In this dissertation, it is demonstrated that there is sufficient parallelism in ordinary programs to scale the issue width of the out-of-order issue superscalar processors provided that processors employ very large instruction windows and near-perfect dynamic memory disambiguation. The state-of-the-art instruction wake-up and dynamic memory disambiguation techniques are thoroughly analyzed and it is demonstrated that they do not scale beyond an issue width of 8. This dissertation proposes alternative techniques for dynamic memory disambiguation and instruction wake-up mechanisms that scale well upto an issue width of 32. Large instruction windows can be implemented without adversely effecting the processor clock using the concept of dynamically generating a dependence graph which is then used to directly wake-up instructions which are shelved in the reorder buffer. The resulting microarchitecture is called the Direct Wake-up Microarchitecture ( DWMA ). DWMA implements very large instruction windows with little loss in performance compared to an ideal central window implementation of the same size. For example, The DWMA processor achieves 84%, 79% and 67% of the performance of an ideal central window processor at issue widths of 8, 16 and 32 instructions, respectively. The solution to scalable dynamic memory disambiguation is based on a novel memory order violation detection mechanism which allows full out-of-order issuing of the store instructions in the instruction window. As a result, memory dependence predictors which rely only on the program counter values to make their predictions can be effectively employed without introducing false memory dependencies.

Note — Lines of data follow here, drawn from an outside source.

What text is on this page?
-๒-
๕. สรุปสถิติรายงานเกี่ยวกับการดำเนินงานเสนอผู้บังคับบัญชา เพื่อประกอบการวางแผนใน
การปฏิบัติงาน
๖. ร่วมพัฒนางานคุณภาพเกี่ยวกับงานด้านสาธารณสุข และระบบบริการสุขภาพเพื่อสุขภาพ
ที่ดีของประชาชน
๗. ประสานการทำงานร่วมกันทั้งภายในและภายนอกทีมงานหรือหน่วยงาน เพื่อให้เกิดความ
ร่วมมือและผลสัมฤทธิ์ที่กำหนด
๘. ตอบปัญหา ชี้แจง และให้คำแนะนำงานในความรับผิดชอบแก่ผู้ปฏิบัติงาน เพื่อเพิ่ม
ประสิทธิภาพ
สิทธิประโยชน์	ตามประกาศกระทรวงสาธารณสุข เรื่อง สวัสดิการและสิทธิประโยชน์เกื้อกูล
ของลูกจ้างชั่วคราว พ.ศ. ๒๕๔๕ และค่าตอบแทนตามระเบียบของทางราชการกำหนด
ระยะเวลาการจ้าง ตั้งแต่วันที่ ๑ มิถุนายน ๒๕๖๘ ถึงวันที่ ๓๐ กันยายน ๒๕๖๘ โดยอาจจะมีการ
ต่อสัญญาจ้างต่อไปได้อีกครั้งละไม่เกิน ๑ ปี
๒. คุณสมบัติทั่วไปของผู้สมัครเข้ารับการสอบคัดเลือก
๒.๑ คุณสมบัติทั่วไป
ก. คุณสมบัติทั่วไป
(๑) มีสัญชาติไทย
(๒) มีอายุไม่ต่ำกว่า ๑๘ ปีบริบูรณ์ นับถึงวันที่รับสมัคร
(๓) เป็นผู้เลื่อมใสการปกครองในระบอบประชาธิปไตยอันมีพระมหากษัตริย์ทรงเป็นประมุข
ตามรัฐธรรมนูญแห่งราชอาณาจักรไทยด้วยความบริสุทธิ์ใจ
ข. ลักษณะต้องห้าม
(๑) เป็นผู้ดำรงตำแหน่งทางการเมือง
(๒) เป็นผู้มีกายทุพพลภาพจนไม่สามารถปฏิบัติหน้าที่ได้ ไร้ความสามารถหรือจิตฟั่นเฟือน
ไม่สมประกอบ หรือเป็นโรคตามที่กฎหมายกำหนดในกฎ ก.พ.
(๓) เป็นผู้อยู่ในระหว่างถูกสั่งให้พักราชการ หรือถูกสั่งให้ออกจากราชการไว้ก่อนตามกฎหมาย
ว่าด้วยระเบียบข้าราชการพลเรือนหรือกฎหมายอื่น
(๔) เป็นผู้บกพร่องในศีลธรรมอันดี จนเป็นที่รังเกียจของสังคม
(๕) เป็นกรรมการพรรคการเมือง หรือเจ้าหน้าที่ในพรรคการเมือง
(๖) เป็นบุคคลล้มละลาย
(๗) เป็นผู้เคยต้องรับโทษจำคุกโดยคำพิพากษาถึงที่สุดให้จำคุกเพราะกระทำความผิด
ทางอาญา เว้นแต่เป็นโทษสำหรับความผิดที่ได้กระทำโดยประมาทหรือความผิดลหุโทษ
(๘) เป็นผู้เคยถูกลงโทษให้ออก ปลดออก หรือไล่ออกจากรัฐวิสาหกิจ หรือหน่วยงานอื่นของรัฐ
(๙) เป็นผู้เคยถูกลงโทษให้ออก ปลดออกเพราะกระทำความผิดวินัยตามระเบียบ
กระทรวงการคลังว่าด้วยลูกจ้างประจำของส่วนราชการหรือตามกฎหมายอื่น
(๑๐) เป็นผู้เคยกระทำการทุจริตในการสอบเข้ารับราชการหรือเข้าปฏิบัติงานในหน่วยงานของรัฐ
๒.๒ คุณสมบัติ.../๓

Using this technique together with the store-set memory disambiguator a processor can achieve 100%, 96%, and 85% of the performance of a processor that embodies a “perfect” memory disambiguator at issue widths of 8, 16, and 32 instructions, respectively. Evaluation of both the existing techniques as well as the new ones demanded development of many simulators. As a result, a new domain specific language called Architecture Description Language ( ADL ) has been designed and implemented in a powerful simulation system called the Flexible Architecture Simulation Tool ( FAST ). FAST has been used to generate all the cycle-level accurate simulators required for this thesis.